O protagonista, Adonis Johnson, é vivido de forma excelente por Michael B. Jordan. Seu personagem nunca conheceu seu pai, que faleceu antes de seu nascimento. O jovem, ainda problemático e com um passado conturbado, acredita que no boxe ele encontrará sua vocação e propósito de vida. Deve-se destacar também o trabalho de Alex Henderson, que interpreta Adonis quando criança. Ele “destrói” e mostra que futuramente ele brilhará no cinema.

Sylvester Stallone nasceu para ser o Rocky. É impossível pensar em outro ator para esse papel. O grandalhão sabe como ninguém transmitir a longevidade do lutador e mostrou que, mesmo após tantos anos, o personagem não perdeu sua essência e seu caráter. Além disso, ele demonstrou o amor que tem a franquia, pois, além de atuar, o italiano produziu a película.

Tessa Thompson é a grande surpresa do filme. A atriz, conhecida pelos seus trabalhos nas séries Veronica Mars e Hidden Palms. dá um show de atuação e encanta na pele de Bianca, uma jovem cantora que precisa superar problemas pessoais para encontrar o sucesso em sua carreira. A personagem não é apenas “o par romântico do protagonista”, mas sim, uma mulher forte, que sabe o que quer e ainda questiona Adonis sobre o porquê ele decidiu ser um lutador, além de ajudá-lo em seu desenvolvimento nos ringues de uma forma madura e verdadeira.

Creed: Nascido para Lutar mescla de uma maneira muito inteligente aspectos que deram destaque ao mundo do boxe nos últimos anos, como os reality shows direcionados a este tipo de esporte, além das esperadas coletivas de imprensa aonde acontecem os encontros entre os rivais de uma grande luta. Além disso, a produção soube recriar cenas importantes da franquia com o uso da tecnologia, que evolui muito desde o primeiro filme.

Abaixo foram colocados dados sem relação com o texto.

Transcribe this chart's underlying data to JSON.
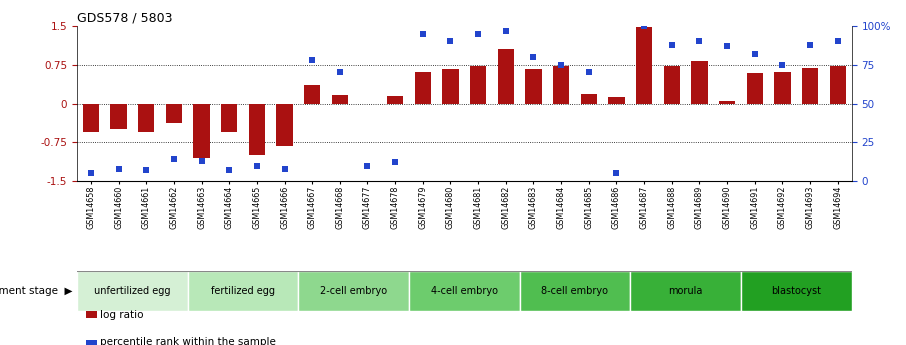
{
  "title": "GDS578 / 5803",
  "samples": [
    "GSM14658",
    "GSM14660",
    "GSM14661",
    "GSM14662",
    "GSM14663",
    "GSM14664",
    "GSM14665",
    "GSM14666",
    "GSM14667",
    "GSM14668",
    "GSM14677",
    "GSM14678",
    "GSM14679",
    "GSM14680",
    "GSM14681",
    "GSM14682",
    "GSM14683",
    "GSM14684",
    "GSM14685",
    "GSM14686",
    "GSM14687",
    "GSM14688",
    "GSM14689",
    "GSM14690",
    "GSM14691",
    "GSM14692",
    "GSM14693",
    "GSM14694"
  ],
  "log_ratio": [
    -0.55,
    -0.5,
    -0.55,
    -0.38,
    -1.05,
    -0.55,
    -1.0,
    -0.82,
    0.35,
    0.17,
    0.0,
    0.15,
    0.6,
    0.67,
    0.72,
    1.05,
    0.67,
    0.72,
    0.18,
    0.12,
    1.48,
    0.72,
    0.82,
    0.05,
    0.58,
    0.6,
    0.68,
    0.72
  ],
  "percentile": [
    5,
    8,
    7,
    14,
    13,
    7,
    10,
    8,
    78,
    70,
    10,
    12,
    95,
    90,
    95,
    97,
    80,
    75,
    70,
    5,
    100,
    88,
    90,
    87,
    82,
    75,
    88,
    90
  ],
  "stages": [
    {
      "label": "unfertilized egg",
      "start": 0,
      "end": 4,
      "color": "#d5f0d5"
    },
    {
      "label": "fertilized egg",
      "start": 4,
      "end": 8,
      "color": "#b8e8b8"
    },
    {
      "label": "2-cell embryo",
      "start": 8,
      "end": 12,
      "color": "#8ed88e"
    },
    {
      "label": "4-cell embryo",
      "start": 12,
      "end": 16,
      "color": "#6dcc6d"
    },
    {
      "label": "8-cell embryo",
      "start": 16,
      "end": 20,
      "color": "#50be50"
    },
    {
      "label": "morula",
      "start": 20,
      "end": 24,
      "color": "#38b038"
    },
    {
      "label": "blastocyst",
      "start": 24,
      "end": 28,
      "color": "#22a022"
    }
  ],
  "bar_color": "#aa1111",
  "dot_color": "#2244cc",
  "ylim_left": [
    -1.5,
    1.5
  ],
  "ylim_right": [
    0,
    100
  ],
  "yticks_left": [
    -1.5,
    -0.75,
    0,
    0.75,
    1.5
  ],
  "yticks_right": [
    0,
    25,
    50,
    75,
    100
  ],
  "hline_vals": [
    -0.75,
    0,
    0.75
  ],
  "background_color": "#ffffff"
}
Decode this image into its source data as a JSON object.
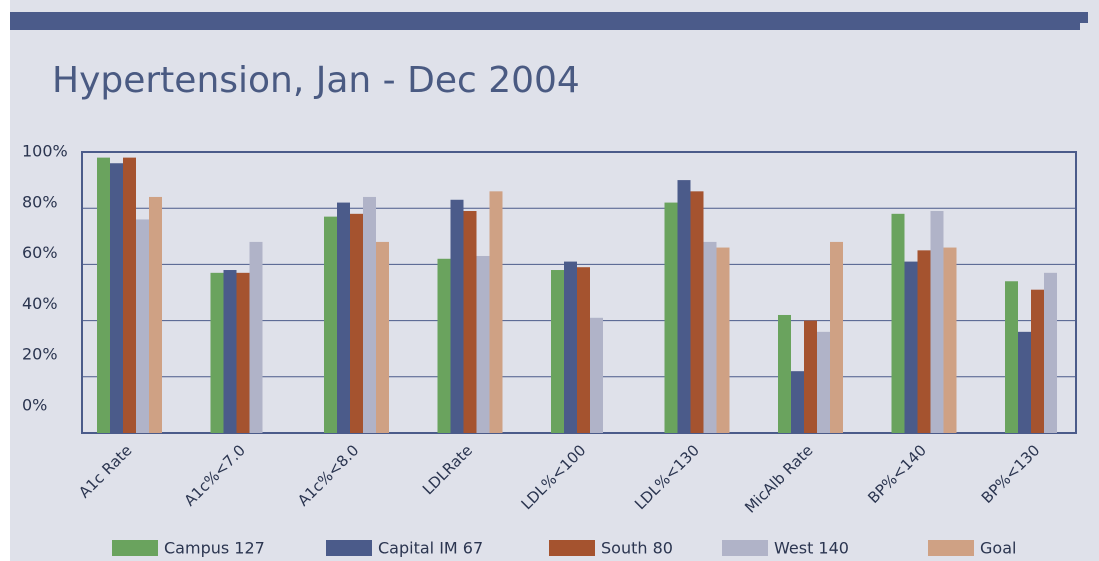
{
  "chart_data": {
    "type": "bar",
    "title": "Hypertension, Jan - Dec 2004",
    "categories": [
      "A1c Rate",
      "A1c%<7.0",
      "A1c%<8.0",
      "LDLRate",
      "LDL%<100",
      "LDL%<130",
      "MicAlb Rate",
      "BP%<140",
      "BP%<130"
    ],
    "series": [
      {
        "name": "Campus 127",
        "color": "#6aa35e",
        "values": [
          98,
          57,
          77,
          62,
          58,
          82,
          42,
          78,
          54
        ]
      },
      {
        "name": "Capital IM 67",
        "color": "#4b5b8a",
        "values": [
          96,
          58,
          82,
          83,
          61,
          90,
          22,
          61,
          36
        ]
      },
      {
        "name": "South 80",
        "color": "#a5532f",
        "values": [
          98,
          57,
          78,
          79,
          59,
          86,
          40,
          65,
          51
        ]
      },
      {
        "name": "West 140",
        "color": "#b0b3c8",
        "values": [
          76,
          68,
          84,
          63,
          41,
          68,
          36,
          79,
          57
        ]
      },
      {
        "name": "Goal",
        "color": "#cfa184",
        "values": [
          84,
          null,
          68,
          86,
          null,
          66,
          68,
          66,
          null
        ]
      }
    ],
    "ylim": [
      0,
      100
    ],
    "yticks": [
      {
        "value": 0,
        "label": "0%"
      },
      {
        "value": 20,
        "label": "20%"
      },
      {
        "value": 40,
        "label": "40%"
      },
      {
        "value": 60,
        "label": "60%"
      },
      {
        "value": 80,
        "label": "80%"
      },
      {
        "value": 100,
        "label": "100%"
      }
    ],
    "grid": true
  }
}
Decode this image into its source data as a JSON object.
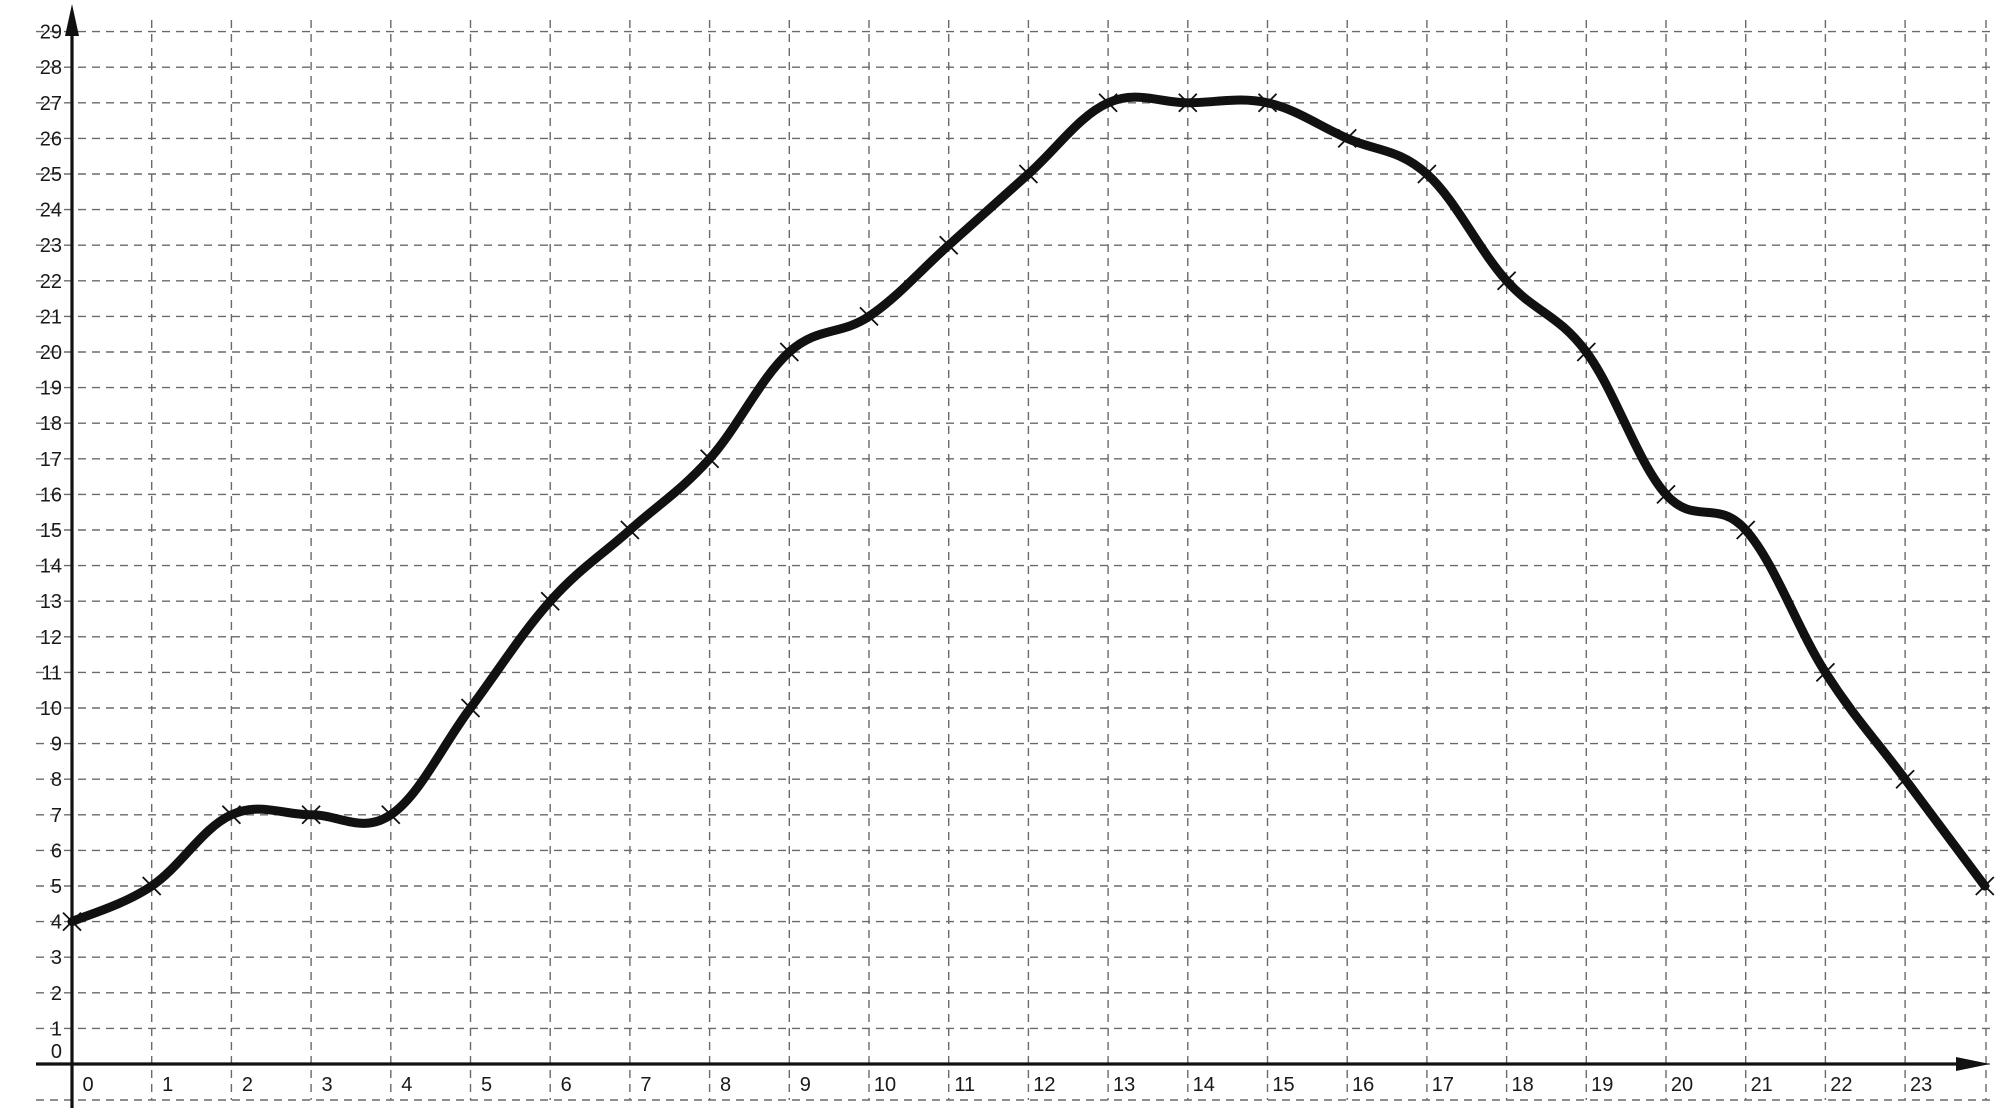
{
  "chart_data": {
    "type": "line",
    "title": "",
    "xlabel": "",
    "ylabel": "",
    "xlim": [
      0,
      24
    ],
    "ylim": [
      0,
      29
    ],
    "grid": true,
    "x_ticks": [
      "0",
      "1",
      "2",
      "3",
      "4",
      "5",
      "6",
      "7",
      "8",
      "9",
      "10",
      "11",
      "12",
      "13",
      "14",
      "15",
      "16",
      "17",
      "18",
      "19",
      "20",
      "21",
      "22",
      "23"
    ],
    "y_ticks": [
      "0",
      "1",
      "2",
      "3",
      "4",
      "5",
      "6",
      "7",
      "8",
      "9",
      "10",
      "11",
      "12",
      "13",
      "14",
      "15",
      "16",
      "17",
      "18",
      "19",
      "20",
      "21",
      "22",
      "23",
      "24",
      "25",
      "26",
      "27",
      "28",
      "29"
    ],
    "series": [
      {
        "x": [
          0,
          1,
          2,
          3,
          4,
          5,
          6,
          7,
          8,
          9,
          10,
          11,
          12,
          13,
          14,
          15,
          16,
          17,
          18,
          19,
          20,
          21,
          22,
          23,
          24
        ],
        "y": [
          4,
          5,
          7,
          7,
          7,
          10,
          13,
          15,
          17,
          20,
          21,
          23,
          25,
          27,
          27,
          27,
          26,
          25,
          22,
          20,
          16,
          15,
          11,
          8,
          5
        ],
        "color": "#111111"
      }
    ],
    "colors": {
      "line": "#111111",
      "grid": "#6a6a6a",
      "axis": "#111111",
      "background": "#ffffff"
    }
  }
}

Os produtores e roteiristas souberam balancear os momentos de comédia e de drama. Algumas cenas merecem ser citadas, como a piada envolvendo a tecnologia de armazenamento em nuvem e os momentos de tensão entre Adonis e Rocky, sem contar a tradicional sequência da escadaria. Também deve-se destacar os diálogos, que não deixam a desejar. Em quase todas as cenas, há falas que fazem a plateia refletir sobre superação, objetivos, determinação, limites e escolhas: temas recorrentes da franquia Rocky.

E como não podia deixar de ser, tem pancadaria no filme. Muita pancadaria. As cenas de luta são bem executadas e mostram a evolução de Adonis, que, ao lado de Rocky, participa de todo tipo de treinamento, inclusive com galinhas e lutadores idosos, para se tornar um grande lutador e construir seu legado.

Dois pontos negativos: a fotografia e a escalação de um ator para um importante personagem. É notável que houve uma alteração na forma de rodar a história e isso chama a atenção do público, já que a mudança da qualidade de imagem chega a ser bizarra de tão escancarada. Além disso, Anthony Bellew, que interpreta Pretty’ Ricky Conlan, não convence na pele do rival de Adonis. Tanto no porte físico quanto na atuação. É uma pena.

Creed: Nascido para Lutar tem todos os elementos que fizeram da franquia Rocky um sucesso: lutas bem coreografadas, cenas emocionantes, bons diálogos, relações familiares e amorosas, comédia no tom certo e lições de superação. Com um final convincente e de acordo com a trajetória dos personagens, o filme pode ser considerado uma passagem de bastão, já que a construção de um legado, seja na vida ou no cinema, acontece de gerações para gerações. E com certeza haverá novas histórias para contar a um público que nunca se cansa de lutar e que gosta de acompanhar a jornada de um herói carismático, porém, rabugento. Seja este um jovem em ascensão, ou, um senhor que ainda tem muito para ensinar.